Tonight, I was incredibly proud of my pre-planing and time management, which not only allowed me to get a decent meal on the table, but I was able to actually sit down with my girls and enjoy our meatloaf, mashed potatoes and asparagus. It’s a rarity when we actually get to sit down and eat as a family, where someone doesn’t have to rush off to practice. So although I was the one rushing out the door, I truly appreciated my few moments of recess gossip and lunchtime tales and fully eaten dinner.

And the best surprise…the girls had taken care of everything I asked them to do while I was gone.
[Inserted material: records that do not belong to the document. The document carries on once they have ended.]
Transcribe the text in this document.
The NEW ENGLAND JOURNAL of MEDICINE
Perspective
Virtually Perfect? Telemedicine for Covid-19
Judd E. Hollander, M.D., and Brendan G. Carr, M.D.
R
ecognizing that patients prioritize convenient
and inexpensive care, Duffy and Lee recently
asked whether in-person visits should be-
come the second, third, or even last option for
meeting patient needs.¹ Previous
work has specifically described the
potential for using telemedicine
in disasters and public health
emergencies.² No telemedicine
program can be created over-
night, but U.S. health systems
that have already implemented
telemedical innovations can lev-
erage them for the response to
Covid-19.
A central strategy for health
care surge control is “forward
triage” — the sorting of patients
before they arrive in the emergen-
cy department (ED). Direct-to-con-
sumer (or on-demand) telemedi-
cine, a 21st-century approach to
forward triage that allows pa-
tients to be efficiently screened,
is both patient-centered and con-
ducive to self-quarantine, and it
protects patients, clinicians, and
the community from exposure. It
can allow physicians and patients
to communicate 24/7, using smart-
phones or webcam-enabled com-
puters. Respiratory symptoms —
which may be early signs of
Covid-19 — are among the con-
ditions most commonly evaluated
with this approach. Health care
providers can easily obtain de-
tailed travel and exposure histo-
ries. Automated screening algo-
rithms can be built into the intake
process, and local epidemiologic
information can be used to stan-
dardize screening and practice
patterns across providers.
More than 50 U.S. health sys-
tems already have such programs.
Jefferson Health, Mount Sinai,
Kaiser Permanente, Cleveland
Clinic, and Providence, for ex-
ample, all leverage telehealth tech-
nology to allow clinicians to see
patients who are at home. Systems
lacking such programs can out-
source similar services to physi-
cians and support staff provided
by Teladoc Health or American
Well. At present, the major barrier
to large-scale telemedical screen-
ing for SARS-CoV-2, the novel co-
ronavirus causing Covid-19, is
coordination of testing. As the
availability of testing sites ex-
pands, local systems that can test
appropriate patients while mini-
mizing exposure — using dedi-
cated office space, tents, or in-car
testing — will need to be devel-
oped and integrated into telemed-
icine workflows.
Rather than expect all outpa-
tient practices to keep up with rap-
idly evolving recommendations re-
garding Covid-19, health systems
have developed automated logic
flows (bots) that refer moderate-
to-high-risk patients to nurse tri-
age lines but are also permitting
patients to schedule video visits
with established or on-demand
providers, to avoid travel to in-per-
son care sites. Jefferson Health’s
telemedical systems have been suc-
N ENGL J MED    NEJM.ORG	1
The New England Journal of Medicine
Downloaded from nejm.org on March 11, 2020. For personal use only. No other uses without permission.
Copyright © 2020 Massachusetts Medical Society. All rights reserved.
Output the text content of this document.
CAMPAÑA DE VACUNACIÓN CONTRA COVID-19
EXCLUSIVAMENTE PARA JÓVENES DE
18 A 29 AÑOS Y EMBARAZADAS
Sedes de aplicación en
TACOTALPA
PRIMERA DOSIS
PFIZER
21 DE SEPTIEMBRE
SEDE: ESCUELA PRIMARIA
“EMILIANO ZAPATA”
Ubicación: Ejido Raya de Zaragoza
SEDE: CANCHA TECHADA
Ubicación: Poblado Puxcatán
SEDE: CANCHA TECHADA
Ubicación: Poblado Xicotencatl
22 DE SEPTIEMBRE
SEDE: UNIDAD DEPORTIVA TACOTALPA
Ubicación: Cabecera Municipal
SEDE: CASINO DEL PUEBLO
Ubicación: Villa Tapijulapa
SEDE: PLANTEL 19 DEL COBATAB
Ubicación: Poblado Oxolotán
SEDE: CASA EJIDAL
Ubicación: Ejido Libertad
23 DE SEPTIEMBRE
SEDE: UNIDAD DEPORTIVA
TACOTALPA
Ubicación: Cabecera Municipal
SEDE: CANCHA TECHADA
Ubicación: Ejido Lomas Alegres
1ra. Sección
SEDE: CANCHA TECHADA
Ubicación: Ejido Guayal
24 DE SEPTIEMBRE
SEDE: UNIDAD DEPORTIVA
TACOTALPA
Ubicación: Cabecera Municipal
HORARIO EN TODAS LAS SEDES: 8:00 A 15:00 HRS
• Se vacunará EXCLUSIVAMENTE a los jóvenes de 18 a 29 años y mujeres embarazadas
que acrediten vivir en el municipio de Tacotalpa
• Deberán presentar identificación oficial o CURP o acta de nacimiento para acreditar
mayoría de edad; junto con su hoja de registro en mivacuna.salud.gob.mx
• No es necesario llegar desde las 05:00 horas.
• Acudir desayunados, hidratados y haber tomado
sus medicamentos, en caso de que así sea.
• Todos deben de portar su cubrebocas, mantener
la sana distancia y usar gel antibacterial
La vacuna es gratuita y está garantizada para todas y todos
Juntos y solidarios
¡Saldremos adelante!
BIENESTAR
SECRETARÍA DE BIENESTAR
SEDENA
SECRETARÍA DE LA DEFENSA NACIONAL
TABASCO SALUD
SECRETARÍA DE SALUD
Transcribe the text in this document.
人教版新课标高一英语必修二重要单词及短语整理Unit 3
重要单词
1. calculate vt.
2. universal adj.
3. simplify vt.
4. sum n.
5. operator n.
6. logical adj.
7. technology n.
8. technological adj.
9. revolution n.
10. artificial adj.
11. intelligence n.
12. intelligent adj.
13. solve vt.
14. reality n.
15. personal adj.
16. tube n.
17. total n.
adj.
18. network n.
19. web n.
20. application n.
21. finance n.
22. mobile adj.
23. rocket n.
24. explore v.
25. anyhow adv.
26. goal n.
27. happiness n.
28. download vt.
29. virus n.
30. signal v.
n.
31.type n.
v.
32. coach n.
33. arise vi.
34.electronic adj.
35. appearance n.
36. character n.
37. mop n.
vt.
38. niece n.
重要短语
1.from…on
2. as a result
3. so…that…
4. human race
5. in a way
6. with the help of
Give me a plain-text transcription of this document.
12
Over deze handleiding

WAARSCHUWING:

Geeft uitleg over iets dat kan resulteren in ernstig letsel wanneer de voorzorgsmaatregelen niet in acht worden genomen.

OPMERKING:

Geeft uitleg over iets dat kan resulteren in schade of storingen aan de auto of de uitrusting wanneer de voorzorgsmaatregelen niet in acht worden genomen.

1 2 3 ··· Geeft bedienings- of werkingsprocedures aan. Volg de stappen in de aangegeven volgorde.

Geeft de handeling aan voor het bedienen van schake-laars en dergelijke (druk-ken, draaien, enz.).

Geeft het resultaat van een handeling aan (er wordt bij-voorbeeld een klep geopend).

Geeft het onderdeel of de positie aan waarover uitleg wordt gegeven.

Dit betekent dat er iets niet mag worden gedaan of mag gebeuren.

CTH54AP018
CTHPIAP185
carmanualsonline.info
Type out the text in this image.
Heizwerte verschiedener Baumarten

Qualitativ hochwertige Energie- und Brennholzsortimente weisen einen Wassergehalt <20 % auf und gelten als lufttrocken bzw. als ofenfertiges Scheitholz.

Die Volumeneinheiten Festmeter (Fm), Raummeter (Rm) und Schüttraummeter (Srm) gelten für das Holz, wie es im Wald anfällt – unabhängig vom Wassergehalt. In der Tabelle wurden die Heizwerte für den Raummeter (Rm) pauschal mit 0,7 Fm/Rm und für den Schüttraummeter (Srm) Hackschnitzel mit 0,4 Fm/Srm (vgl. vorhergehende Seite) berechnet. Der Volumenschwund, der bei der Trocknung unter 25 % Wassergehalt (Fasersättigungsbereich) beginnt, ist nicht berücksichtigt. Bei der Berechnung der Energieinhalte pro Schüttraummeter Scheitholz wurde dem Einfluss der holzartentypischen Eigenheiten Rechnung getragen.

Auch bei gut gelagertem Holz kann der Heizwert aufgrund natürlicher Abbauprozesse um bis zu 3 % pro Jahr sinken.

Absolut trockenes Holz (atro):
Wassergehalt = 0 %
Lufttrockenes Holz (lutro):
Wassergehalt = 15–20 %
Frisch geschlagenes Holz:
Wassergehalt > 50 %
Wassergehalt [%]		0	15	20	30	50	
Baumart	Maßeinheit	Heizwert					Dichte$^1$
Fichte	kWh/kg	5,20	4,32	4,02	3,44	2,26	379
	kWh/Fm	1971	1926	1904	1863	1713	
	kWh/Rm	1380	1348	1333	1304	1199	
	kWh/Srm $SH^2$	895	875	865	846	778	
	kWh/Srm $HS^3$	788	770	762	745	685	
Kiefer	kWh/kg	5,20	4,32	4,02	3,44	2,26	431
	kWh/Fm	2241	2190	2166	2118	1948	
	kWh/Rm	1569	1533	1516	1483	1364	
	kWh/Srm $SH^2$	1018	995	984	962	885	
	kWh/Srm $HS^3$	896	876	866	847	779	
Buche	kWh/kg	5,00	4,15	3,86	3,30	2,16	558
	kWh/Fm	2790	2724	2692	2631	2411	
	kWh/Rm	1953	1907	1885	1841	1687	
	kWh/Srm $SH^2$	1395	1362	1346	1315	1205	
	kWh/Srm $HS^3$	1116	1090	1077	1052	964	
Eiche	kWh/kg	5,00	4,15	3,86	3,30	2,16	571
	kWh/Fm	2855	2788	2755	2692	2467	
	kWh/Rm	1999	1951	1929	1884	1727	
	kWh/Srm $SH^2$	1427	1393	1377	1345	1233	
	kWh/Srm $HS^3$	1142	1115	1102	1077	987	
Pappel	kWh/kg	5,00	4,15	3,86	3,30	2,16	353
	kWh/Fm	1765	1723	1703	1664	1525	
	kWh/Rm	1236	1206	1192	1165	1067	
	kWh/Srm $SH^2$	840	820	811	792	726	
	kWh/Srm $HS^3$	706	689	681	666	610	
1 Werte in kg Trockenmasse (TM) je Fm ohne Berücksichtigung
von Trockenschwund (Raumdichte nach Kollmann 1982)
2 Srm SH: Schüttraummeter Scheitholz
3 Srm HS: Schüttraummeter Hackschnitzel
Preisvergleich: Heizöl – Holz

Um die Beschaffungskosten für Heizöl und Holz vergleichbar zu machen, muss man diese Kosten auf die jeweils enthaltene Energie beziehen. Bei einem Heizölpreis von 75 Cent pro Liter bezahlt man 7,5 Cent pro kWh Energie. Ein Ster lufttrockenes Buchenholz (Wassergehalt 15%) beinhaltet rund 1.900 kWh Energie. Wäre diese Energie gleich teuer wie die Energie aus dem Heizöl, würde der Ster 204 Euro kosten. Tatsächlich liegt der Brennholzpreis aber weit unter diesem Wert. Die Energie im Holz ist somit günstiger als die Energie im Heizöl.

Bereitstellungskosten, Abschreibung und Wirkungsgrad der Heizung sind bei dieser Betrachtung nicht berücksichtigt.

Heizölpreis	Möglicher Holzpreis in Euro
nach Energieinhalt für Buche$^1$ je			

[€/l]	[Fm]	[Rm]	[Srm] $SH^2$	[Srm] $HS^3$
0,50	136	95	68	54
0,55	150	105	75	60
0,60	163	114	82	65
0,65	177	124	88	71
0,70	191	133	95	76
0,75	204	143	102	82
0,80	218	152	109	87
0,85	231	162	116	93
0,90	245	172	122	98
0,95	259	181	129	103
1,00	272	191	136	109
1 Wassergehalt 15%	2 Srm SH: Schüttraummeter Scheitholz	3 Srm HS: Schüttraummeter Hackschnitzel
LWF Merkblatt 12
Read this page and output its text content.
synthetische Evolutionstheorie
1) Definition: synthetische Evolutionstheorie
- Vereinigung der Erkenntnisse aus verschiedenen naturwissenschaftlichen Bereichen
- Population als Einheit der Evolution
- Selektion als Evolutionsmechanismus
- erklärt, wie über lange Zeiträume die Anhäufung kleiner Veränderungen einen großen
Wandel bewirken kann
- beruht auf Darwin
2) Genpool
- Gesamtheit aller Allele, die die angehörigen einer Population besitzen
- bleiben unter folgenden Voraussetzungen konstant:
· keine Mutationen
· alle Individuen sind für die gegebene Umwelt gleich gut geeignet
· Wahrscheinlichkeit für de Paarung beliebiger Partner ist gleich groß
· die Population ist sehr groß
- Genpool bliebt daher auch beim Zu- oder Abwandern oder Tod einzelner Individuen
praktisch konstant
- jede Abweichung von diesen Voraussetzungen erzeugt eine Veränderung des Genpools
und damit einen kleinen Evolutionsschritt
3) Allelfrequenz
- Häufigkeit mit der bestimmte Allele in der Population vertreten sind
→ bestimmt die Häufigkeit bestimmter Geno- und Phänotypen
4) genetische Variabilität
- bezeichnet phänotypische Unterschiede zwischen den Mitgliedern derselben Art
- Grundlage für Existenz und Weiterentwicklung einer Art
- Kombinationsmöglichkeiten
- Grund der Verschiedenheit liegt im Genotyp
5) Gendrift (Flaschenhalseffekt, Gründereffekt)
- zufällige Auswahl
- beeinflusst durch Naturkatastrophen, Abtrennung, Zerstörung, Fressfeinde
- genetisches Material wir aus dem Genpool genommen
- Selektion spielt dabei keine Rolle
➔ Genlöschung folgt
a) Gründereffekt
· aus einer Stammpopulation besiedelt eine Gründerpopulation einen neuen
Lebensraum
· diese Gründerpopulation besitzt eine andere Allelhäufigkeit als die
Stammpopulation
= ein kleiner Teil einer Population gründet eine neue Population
Now that is a celebration in itself!

Day 2: Workshops, Co-Parenting and Blue Toenails

Today I shocked myself as my fear of not having anything to celebrate was quickly replaced by having too much to celebrate, and only being able to pick one.  I found myself looking for the positive in everything that happened, just so I’d have something to write about. What a transition from yesterday and my somewhat depressing post! Maybe it was the fact that the sun was shining and it hit 70 degrees, or maybe it was the fact that it was the first Saturday that wasn’t jam-packed with events. Whatever it was, today was a great day.
I decided that all of my wins fall under that category of self-care. So here they are:
  • Had coffee in bed and listened to a coaching call that happened on Dec. 31, 2015. Yes, it was two months late, but it was actually perfect timing
  • Took the pooch on an early morning walk

    The Pooch

    This is the look I get everyday when I put shoes on

  • Had a great day co-parenting and collaborating with my ex. at my 10-year-old’s soccer game, and then a little more later in the day
  • Did all my Costco shopping on a Saturday (this is unheard of for me)
  • Listened to two more course calls/workshops that I have been putting off for the past two months (I am officially caught up)
  • Had a my first and very successful virtual feng shui/coaching call with a client and helped her in a tremendous way
  • Took an epsom salt bath at 3 PM
  • Went on another walk with the pooch
  • Lovingly emptied the dishwasher
  • Painted my toenails blue and shut out the inner mean girl when I struggled to reach my toes
  • Blogged today’s wins.
It is now 6:53 PM, and I haven’t turned the TV on once. I may in a little bit, but it will be to watch one or two of my guilty pleasure shows and that’s ok. I will get a good night’s sleep and enjoy tomorrow with more self-care and celebrations.